The Court finds that the Plaintiff exercised diligence in bringing her claims and that there are extraordinary circumstances warranting the equitable tolling of Section 546(a) in this case.
For the foregoing reasons, it is ORDERED:
1. The Defendant’s Motion for Summary Judgment is denied.
2. The Plaintiff shall file an Amended Complaint specifically identifying the KMG Trust as the Defendant within 14 days of the entry of this Order, for which the statute of limitations under Section 546(a) shall be deemed to be equitably tolled.
3. The clerk will mail copies of this Memorandum Opinion and Order, or will provide cm-ecf notice of its entry, to the parties below.

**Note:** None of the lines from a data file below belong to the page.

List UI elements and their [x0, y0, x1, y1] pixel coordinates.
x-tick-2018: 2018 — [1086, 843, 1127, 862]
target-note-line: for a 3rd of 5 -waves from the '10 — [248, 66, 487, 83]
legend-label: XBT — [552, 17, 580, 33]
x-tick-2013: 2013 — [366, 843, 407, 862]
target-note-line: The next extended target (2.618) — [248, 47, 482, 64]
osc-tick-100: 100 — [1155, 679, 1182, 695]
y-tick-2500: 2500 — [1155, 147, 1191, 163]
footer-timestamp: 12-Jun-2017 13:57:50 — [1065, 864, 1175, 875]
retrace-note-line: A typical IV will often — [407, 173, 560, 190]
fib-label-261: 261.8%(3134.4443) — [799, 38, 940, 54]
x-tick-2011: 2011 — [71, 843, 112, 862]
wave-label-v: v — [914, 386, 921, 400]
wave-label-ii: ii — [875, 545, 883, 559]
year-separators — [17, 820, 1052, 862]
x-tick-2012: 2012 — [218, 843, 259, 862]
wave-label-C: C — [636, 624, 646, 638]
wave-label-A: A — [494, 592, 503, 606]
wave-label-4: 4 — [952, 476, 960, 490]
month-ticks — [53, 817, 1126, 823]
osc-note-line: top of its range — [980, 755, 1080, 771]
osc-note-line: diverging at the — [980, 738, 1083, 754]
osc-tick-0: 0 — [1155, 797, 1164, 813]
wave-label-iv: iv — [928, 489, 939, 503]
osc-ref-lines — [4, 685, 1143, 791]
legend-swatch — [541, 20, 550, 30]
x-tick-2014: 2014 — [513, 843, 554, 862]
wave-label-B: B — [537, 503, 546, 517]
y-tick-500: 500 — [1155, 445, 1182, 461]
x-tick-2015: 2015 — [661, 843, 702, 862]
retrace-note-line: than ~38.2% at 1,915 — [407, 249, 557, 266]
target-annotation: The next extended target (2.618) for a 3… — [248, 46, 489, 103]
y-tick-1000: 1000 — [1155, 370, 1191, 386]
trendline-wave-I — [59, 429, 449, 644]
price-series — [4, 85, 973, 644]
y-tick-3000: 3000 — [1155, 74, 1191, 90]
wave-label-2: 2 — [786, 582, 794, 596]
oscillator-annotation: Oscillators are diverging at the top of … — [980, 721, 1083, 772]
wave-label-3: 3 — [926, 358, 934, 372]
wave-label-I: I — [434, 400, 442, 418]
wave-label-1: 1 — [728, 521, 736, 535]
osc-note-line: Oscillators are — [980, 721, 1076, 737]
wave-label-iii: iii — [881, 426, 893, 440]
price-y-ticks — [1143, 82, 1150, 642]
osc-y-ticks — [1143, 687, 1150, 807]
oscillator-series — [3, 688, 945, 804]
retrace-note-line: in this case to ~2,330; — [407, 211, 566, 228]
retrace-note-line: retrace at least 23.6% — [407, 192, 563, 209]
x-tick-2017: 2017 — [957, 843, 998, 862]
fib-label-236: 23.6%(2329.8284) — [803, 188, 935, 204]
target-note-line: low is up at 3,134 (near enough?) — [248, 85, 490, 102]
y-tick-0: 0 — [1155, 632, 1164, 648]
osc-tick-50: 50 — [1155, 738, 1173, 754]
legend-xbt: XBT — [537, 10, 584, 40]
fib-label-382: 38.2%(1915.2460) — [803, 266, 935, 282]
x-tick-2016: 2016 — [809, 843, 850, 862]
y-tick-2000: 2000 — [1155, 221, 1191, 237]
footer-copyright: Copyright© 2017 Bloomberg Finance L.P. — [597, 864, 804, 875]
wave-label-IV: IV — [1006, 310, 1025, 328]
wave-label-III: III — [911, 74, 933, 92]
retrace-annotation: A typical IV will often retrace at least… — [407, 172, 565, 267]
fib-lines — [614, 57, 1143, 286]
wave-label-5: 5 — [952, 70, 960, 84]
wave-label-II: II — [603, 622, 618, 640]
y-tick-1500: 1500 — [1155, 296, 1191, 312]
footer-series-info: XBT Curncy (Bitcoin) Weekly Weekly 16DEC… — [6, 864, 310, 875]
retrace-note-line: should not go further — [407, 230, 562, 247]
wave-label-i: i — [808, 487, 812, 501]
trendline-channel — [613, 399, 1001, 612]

 The Plaintiff alleges that these loans were made over the period from September 15, 2010 through February 6, 2014. Compl. ¶ 13, Docket No. 1.
 Surprisingly, the Defendant now argues that the “May 4 Email is unreliable on its face . . .” Defendant’s Supplemental Mem., p. 6. The Defendant’s argument that its own counsel’s e-mail is “unreliable on its face” seems to be an argument in favor of equitable tolling, not against it.